So if it were just fine for the poorest billion people in the world to come to the US overnight in order to better themselves, would there be a problem with that?
Lets think…crowded cities, labor wages and jobs undercut, limited resources like water…and of course everyone who wants their city and its traffic to be even more crowded than it already is would favor it.
Where do most settle now…the big cities of course. Unlike some like to pretend, they aren’t arriving here and heading off to some spot in the desert.
Sure we can and are taking more immigrants all the time…close to a couple of million a year.
Your hypothetical was no barriers, you just come here.
Why wouldn’t the poorest come here until this country was as poor as the country they left? I can’t think of a reason.
you have so little faith in market forces that you think people would just cram in like sardines forever? People come here for work. When there aren’t any jobs, like in 2009, people don’t come here. That’s why the net flow of migration from Mexico was negative for most of the last decade.
You are talking solely about the estimate that there was a net outflow of illegal immigration during 2009 viz a viz one country, Mexico.
There was still a net increase in immigration during that and every year.
And we did not have open borders, as you hypothesize in your OP, to every country in the world in 2009.
2009 did not prove your case.
Things change. There are countries poorer than Mexico.
"Meanwhile, the number of unauthorized immigrants from nations other than Mexico has grown since 2009, from 5 million that year to 5.4 million in 2015. Non-Mexicans numbered 5.7 million in the preliminary 2016 estimate, a total that was not statistically different from 2015.

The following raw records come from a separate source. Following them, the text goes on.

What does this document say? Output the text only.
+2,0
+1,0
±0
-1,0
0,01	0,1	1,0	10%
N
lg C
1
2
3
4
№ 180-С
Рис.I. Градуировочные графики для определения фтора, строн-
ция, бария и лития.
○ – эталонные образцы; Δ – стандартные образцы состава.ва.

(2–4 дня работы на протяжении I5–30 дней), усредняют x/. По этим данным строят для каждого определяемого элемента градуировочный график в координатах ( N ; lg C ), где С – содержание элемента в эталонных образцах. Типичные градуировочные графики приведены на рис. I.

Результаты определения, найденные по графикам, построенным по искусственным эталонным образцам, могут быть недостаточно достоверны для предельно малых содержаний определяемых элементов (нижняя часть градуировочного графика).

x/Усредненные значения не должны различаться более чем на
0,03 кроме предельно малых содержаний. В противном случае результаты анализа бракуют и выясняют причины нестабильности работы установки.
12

From 2009 to 2015, the number of unauthorized immigrants from Asia and Central America rose. "
Ok, so your point about just looking at illegals from Mexico doesn’t hold that much water.
For that matter, comparing illegal immigration to what immigration would be without any restrictions is kind of lame. If you have 11 or 12 million here who were willing to come here or stay illegally and risk deportation at any time, is that really representative to what would happen with no legal restrictions? You might well be talking an increase in large multiples of that number.
you countered my point that market forces stabilize the net flow of immigration as evidenced by Mexico which is where a majority of our immigrants come from with…
a bunch of charts showing that market forces stabilized the net flow of immigration over the last decade and Mexicans are about half of all immigrants at this point.